Myth: Rent is a waste (revisited)
The Word on the Street
I still struggle to convince people that paying rent is not a purely wasteful practice. I have already done posts on this topic.
Paying rent can be cheaper than getting a mortgage, and the difference in the cost can be invested to your ultimate gain. While I support the idea that most people would benefit from buying a home, I want to emphasize that no one should rush to buy simply because they don’t want to “waste” their money paying rent.
A Quick Distinction
First off, I want to make a quick point of clarification. Renting an apartment can be much cheaper than taking out a mortgage, but renting a full house may or may not be cheaper. Personally, I think renting a home is not a very good decision, and should only be approached under special circumstances or at necessity. Because of the square footage you are renting, the cost to you to rent a home cannot be much less than paying a mortgage, so if you are going to be paying that much, you may as well get some equity out of it.
That said, if your rent is less than what you would pay for a mortgage, then renting is a viable option that ought to be considered.
So, is paying rent a waste? People often ask, “I paid all this rent, and what did I get out of it? Nothing!” But is that really true? Do renters truly get nothing from their rent payments? To answer, let’s look at a similar situation.
Suppose your family pays $200/month for groceries. At the end of the grocery run, is your net worth increased? Nope. Your net worth has decreased because you now have less money in your checking account. So buying groceries is a waste, right? Please say no. For your money, you got food, and food is necessary to life, so you could argue that buying groceries is a fantastic investment ($200 invested and you get back a month of life for your family, how can you measure THAT return?)
So it is with rent. You may not be getting any DOLLARS back, but the need for shelter is as vital as the need for food. So, for your rent, you are purchasing shelter. So it’s not a complete waste, just as buying groceries is not a complete waste. It is simply a necessary purchase.
A New Perspective
In a very real way, you can think of your mortgage payment as consisting of two parts: one part covers the cost of providing shelter, the second part is an investment in real estate. The interest that you pay every month is exactly like paying rent, with only one significant difference (to be discussed later). The principal portion of your payment is exactly like depositing money into an investment, again with only one significant difference (also discussed later). So, if your interest is just like rent, and your principal is just like an investment, then why not pay rent and make an investment? In the end, the result would be very close to the same.
Examine the chart below for an illustration of what I mean:
Notice the amount of interest paid versus the amount of rent paid. In the earler months of the mortgage, the interest is higher, leaving less to invest. But, over time, the interest expense decreases, thus freeing up more of your money to be invested in your home as equity.
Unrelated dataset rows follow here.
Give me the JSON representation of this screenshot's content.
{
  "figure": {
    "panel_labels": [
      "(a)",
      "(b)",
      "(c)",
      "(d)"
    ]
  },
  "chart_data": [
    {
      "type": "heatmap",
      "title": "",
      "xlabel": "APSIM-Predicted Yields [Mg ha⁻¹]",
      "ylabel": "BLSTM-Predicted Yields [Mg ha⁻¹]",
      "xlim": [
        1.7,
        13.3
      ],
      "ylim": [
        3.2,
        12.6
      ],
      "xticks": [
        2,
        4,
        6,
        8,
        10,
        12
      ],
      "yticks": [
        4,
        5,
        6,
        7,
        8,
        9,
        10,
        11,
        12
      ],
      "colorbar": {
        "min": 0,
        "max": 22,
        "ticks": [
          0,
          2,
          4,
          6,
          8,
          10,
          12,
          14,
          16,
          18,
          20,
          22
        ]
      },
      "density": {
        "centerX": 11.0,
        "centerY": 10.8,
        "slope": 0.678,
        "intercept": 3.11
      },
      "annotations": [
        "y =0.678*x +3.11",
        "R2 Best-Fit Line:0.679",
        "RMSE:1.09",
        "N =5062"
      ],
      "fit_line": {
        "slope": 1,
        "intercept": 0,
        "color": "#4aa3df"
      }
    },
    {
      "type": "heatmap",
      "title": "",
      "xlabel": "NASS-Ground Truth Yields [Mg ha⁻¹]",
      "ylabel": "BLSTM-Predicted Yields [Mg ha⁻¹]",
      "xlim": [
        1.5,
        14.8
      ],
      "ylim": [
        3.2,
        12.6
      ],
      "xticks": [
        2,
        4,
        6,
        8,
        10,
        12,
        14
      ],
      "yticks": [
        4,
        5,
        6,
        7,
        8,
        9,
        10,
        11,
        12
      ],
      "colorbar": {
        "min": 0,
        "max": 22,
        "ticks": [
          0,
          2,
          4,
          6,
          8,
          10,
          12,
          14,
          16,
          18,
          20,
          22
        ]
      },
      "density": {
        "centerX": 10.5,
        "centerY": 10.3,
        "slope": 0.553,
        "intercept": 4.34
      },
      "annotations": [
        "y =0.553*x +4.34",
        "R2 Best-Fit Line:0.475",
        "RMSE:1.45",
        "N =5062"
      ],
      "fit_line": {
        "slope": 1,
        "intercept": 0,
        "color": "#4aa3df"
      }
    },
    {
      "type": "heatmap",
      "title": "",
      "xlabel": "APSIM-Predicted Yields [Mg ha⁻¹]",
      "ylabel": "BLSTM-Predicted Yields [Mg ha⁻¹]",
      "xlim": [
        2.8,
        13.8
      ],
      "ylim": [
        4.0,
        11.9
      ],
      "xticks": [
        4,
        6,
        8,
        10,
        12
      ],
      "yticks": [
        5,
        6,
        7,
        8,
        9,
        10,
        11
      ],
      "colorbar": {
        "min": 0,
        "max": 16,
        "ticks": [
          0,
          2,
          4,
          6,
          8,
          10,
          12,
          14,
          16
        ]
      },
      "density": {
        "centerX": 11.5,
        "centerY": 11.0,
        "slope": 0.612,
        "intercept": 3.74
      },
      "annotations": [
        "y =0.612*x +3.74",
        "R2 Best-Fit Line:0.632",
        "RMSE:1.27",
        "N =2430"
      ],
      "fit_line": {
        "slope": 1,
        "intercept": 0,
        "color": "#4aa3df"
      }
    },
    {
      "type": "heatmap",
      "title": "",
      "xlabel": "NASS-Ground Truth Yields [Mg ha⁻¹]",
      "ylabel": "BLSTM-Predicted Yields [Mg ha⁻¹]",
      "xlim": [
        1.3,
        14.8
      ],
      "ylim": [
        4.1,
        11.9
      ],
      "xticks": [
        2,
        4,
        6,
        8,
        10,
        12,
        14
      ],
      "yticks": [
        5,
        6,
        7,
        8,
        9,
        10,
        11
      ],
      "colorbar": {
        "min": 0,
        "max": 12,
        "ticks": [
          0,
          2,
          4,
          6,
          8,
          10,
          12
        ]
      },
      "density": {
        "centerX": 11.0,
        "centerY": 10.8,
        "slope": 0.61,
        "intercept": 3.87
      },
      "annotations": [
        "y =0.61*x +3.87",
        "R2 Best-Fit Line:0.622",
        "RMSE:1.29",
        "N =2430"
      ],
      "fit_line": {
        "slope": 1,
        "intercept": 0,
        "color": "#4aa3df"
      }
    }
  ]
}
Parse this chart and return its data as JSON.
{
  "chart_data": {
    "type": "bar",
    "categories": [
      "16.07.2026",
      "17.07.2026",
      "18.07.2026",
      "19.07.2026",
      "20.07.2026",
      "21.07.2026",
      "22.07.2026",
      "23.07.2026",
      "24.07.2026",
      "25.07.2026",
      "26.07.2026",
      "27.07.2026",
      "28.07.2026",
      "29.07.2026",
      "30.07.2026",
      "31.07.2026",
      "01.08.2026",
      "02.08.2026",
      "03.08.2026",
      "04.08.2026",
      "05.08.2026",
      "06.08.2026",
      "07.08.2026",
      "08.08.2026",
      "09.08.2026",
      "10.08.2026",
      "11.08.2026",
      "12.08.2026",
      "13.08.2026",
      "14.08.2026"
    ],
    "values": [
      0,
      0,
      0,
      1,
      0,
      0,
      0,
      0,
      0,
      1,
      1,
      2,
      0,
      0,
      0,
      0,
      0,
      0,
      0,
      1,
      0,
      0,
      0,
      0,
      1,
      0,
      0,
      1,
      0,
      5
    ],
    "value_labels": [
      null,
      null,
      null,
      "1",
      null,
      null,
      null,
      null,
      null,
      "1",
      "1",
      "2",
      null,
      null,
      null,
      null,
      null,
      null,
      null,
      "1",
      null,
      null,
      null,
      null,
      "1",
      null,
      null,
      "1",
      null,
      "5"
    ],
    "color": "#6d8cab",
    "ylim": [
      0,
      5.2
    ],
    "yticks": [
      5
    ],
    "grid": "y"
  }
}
This is the fundamental difference between rent expense and interest expense. notice that it takes almost 7 years (83 months) for the interest expense to become less than the rent expense. So, for 7 years, you are “wasting” more money on interest than you would have on rent. After that point, the situation reverses. This is one reason why it is so important to keep a mortgage long-term; you need the late years to make up for the high expense of the early years.
So, if a portion of your mortgage is going towards an investment, what investment is it? It is your home. You are putting money into your home as equity. Simply put, you are investing in real estate.
Real Estate As An Investment
Have the historical returns on Real Estate Investment measured up to the confidence it has received?
The answer is a cautious yes. Between 1926 and 1996, the annual average rate of return on Real Estate was 11.1%. During the same period the rate of inflation was around 3%. So, it was obviously a better investment to buy Real Estate than to bury cash in jars in your backyard. However, the rate of return for small stocks checked in a bit higher at around 12% while the Dow Jones Industrial Average was a bit lower at 10%. These figures would suggest that Real Estate investments were right there at a par with Stock Market Investments.
So, you can see that real estate investments enjoy similar returns to the stock market, so either investment would be a good choice. However, there are some differences between them. Perhaps most important is that real estate investments are not as easily converted into cash; this convertability is calledliquidity. If you have a large store of home equity, the only ways to access that is to sell the house or to take out a home equity loan (which would cost interest and thus reduce your net gain on the home). On the other hand, stocks (and bonds for that matter) are generally quite easy to convert into cash. The downside with stocks is that they experience a much higher degree of volatility in the short term. So they may be temporarily low in value when you have to cash them in. Both investments carry risk. The type risk each carries varies. Both investment types carry expenses. Again, the type and magnitude of these expenses can vary.
The important point to carry away is that both renting and home ownership present the opportunity to provide shelter, and that they both have room in them for you to save your investment in some kind of investment vehicle. Bear in mind also that the rent vs buy decision is not a decision that you make only once. At some point, renting may be better for you, but that may change next year or the year after. The key factor in the rent or buy decision is your time frame. If you are going to live in a place short-term, then renting is likely the better choice. If you are settling in for many years of living, then home ownership is likely the better choice.